After several temporary positions at colleges in Massachusetts and California, Mangubi moved to Corvallis, Ore., for a two-year appointment at Oregon State University, where she taught painting, drawing, and printmaking. It was there that she fell in love with the breathtaking landscapes of the Pacific Northwest, and began sketching them from the back of her pickup truck.

Rather than using conventional drawing media, Mangubi chose drypoint, a printmaking technique in which the image is “scratched” into a metal plate with a sharp needle. The grooves retain the ink applied to the plate, which is then printed on an etching press. On paper, the drypoint mark yields very fine lines. On metal, the drawn image is almost illegible. “From its elusiveness stems the challenge of this technique as well as the impetus to rely on one’s intuition,” she says.
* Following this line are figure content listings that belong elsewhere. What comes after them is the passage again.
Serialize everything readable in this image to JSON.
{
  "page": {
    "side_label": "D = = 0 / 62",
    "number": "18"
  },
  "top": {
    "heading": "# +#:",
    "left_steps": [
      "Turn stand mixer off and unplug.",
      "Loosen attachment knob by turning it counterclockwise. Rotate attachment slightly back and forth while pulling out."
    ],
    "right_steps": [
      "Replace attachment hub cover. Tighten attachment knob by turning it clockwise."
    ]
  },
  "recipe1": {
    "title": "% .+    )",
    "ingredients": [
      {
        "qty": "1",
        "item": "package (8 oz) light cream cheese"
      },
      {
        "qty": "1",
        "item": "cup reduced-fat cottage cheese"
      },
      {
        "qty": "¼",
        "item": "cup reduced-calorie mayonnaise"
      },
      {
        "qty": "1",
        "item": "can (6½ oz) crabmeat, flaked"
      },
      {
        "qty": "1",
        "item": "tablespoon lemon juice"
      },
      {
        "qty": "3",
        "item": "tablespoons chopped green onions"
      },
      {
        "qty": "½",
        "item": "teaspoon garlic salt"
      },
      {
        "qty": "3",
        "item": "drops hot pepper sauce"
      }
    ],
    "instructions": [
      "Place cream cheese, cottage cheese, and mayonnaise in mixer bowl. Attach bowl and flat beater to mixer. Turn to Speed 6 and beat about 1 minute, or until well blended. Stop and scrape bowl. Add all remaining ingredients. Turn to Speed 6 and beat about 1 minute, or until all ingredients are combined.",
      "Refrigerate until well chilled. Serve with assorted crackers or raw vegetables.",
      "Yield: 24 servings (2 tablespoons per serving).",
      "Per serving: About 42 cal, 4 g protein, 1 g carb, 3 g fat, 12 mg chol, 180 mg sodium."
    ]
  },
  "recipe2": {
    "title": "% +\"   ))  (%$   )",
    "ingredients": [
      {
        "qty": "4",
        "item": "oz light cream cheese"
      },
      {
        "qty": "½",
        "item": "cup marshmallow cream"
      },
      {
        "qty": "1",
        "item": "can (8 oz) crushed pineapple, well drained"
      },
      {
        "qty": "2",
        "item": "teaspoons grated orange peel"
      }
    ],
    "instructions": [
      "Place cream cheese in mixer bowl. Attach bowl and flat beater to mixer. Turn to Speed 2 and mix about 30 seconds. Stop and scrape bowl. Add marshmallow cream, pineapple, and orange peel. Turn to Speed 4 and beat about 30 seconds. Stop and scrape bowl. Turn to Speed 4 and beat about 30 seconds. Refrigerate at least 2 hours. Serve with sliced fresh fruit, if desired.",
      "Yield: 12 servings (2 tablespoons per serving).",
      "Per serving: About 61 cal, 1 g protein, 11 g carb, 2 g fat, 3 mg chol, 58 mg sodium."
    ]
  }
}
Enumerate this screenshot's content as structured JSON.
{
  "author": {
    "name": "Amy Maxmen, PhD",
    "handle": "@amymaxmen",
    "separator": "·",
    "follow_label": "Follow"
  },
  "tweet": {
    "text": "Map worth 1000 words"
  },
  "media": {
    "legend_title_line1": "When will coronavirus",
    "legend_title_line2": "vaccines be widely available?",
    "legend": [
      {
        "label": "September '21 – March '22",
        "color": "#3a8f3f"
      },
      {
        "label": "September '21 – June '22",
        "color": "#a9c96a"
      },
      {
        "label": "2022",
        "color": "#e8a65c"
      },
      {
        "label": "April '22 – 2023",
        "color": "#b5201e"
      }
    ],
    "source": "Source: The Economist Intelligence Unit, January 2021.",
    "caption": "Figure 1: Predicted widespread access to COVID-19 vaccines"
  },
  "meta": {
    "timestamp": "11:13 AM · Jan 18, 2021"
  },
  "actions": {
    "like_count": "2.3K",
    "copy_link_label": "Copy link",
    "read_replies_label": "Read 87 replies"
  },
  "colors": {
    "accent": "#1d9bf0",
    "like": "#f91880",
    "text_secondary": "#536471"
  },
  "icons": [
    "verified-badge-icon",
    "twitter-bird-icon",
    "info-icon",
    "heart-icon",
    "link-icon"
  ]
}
The process itself is not unusual, but what Mangubi does next is. She takes those sketches and brings them to life in oil-on-board (a medium akin to the Northern Baroque tradition) on a support that defies conventions — an eight-foot long 2x4 piece of lumber, giving a miniature landscape a monumental presence.

“I draw while looking at the landscape and make a mental map of sorts,” she says. “Then, when I paint in the studio, I fill in the details and meld my imagination with the observations from the landscape. The precision forces me to understand the role of every minute detail within the continuum (a method she likens to that of calculus). The fact that calculus was invented in the late 17th century, the period also known as the Golden Age of landscape painting, is no coincidence.”

It takes one or two months of labor-intensive work (12-hour days) to complete one “board,” but it has paid off for Mangubi. In addition to numerous one-person exhibitions in the United States, she was profiled on French national television during her research leave as the Camargo Foundation Fellow in Cassis in 2004.

Mangubi, who has adjusted well to life at this small Midwestern liberal arts college, was initially attracted to Wooster by its friendly atmosphere and striking art facilities, but it was an Independent Study (Wooster’s nationally acclaimed senior capstone project, which matches a student with a faculty member in a yearlong project) exhibition that sealed the deal. “I was very impressed with the quality of the students’ work,” she says. “I felt it was on par with much of the graduate-level work I had seen.”

Now in her eighth year, Mangubi continues to be impressed with and committed to her students. “I am very focused on giving them the means to express what they want to say through their art,” she says. “I think it is important to show students what it’s like to be an artist.”